Tuesday, 12 February 2013

Old Marlburian Vandalised Scooter And Car After Drinking Session


A posh ex-Marlborough College old boy went on a late-night wrecking spree after drinking with two pals, causing over £3,000 worth of damage to a Piaggio scooter and Audi car.

Landscape designer Ruaraidh Sebastian Neville-Clarke, 27, (pictured) was warned to curb his alcohol intake, which fuels his "over the top" behaviour.

He was raised on a large estate in Shermanbury, Horsham, West Sussex, has a previous conviction for drink-driving and like the Duchess of Cambridge is an Old Marlburian, having attended the £30,000 a year Wiltshire public school.

Neville-Clarke - known as Rory to friends - of St. Stephen's Mews, Bayswater pleaded guilty at Hammersmith Magistrates' Court to causing £546 worth of criminal damage to the scooter and £2,493 to the Audi S5, belonging to James Lumsden, in Epple Road, Fulham on November 26, last year.

He also pleaded guilty to possessing two wraps of cocaine at his address when police eventually tracked him down and arrested him on January 18.

Neville-Clarke was placed on a twelve-month community order, which includes 120 hours of unpaid work, and was ordered to pay £100 compensation to the victim, £85 costs and a £60 victim surcharge.

Prosecutor Miss Rav Chodha told the court: "Mr. Lumsden and his wife were at home and they heard a loud banging outside and saw three males.

"One of them had picked-up Mr. Lumsden's Piaggio scooter, which had been knocked over, and pushed it over a second time."

Mr. Lumsden shouted out of his window and went outside, where the other two men, Christopher and Oliver Maitland-Walker, identified themselves along with the defendant and left the scene.

"He noticed that as well as damage to the scooter there was damage to his black Audi, where the scooter had fallen against it," explained Miss Chodha.

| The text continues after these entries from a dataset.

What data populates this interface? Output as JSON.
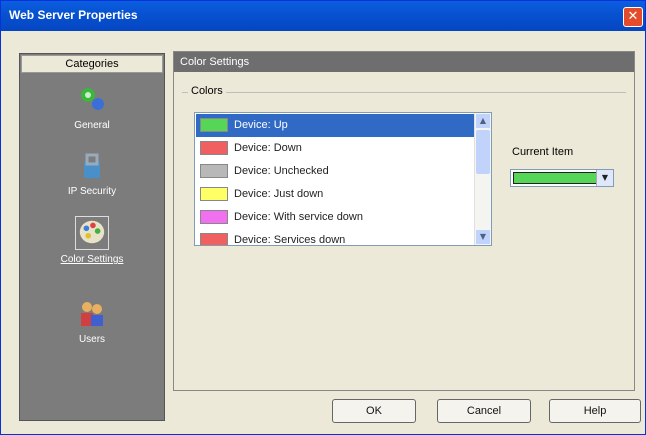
{
  "window": {
    "title": "Web Server Properties"
  },
  "sidebar": {
    "header": "Categories",
    "items": [
      {
        "label": "General",
        "icon": "network-nodes-icon",
        "selected": false
      },
      {
        "label": "IP Security",
        "icon": "security-icon",
        "selected": false
      },
      {
        "label": "Color Settings",
        "icon": "palette-icon",
        "selected": true
      },
      {
        "label": "Users",
        "icon": "users-icon",
        "selected": false
      }
    ]
  },
  "panel": {
    "header": "Color Settings",
    "group_label": "Colors",
    "color_list": [
      {
        "label": "Device: Up",
        "color": "#56d656",
        "selected": true
      },
      {
        "label": "Device: Down",
        "color": "#f06060",
        "selected": false
      },
      {
        "label": "Device: Unchecked",
        "color": "#b8b8b8",
        "selected": false
      },
      {
        "label": "Device: Just down",
        "color": "#ffff66",
        "selected": false
      },
      {
        "label": "Device: With service down",
        "color": "#f070f0",
        "selected": false
      },
      {
        "label": "Device: Services down",
        "color": "#f06060",
        "selected": false
      }
    ],
    "current_item_label": "Current Item",
    "current_item_color": "#56d656"
  },
  "buttons": {
    "ok": "OK",
    "cancel": "Cancel",
    "help": "Help"
  }
}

Mr. Lumsden called the police, who drove him around the neighbourhood in an attempt to identify and catch the culprits, and they spoke to the defendant's friend Christopher when they returned to the victim's house.

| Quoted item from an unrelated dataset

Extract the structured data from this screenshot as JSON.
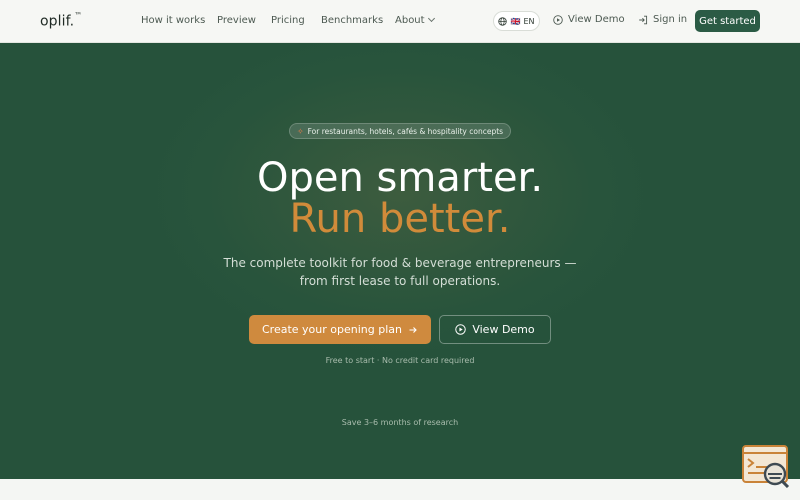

"He said that Mr. Neville-Clarke was responsible and when officers visited the defendant's address they found the two wraps of cocaine that he said was for his own use."

He told the court: "I do not disagree with what has been said. It was not out of malice, it was all idiotic behaviour that went wrong.

"We were behaving badly and mucking about. I had been drinking."

Bench Chairwoman Deborah Tully told Neville-Clarke: "You seem to go OTT when you have had a few, although you do not have a drink or drug problem. 

"Stay away from too much drink in the future."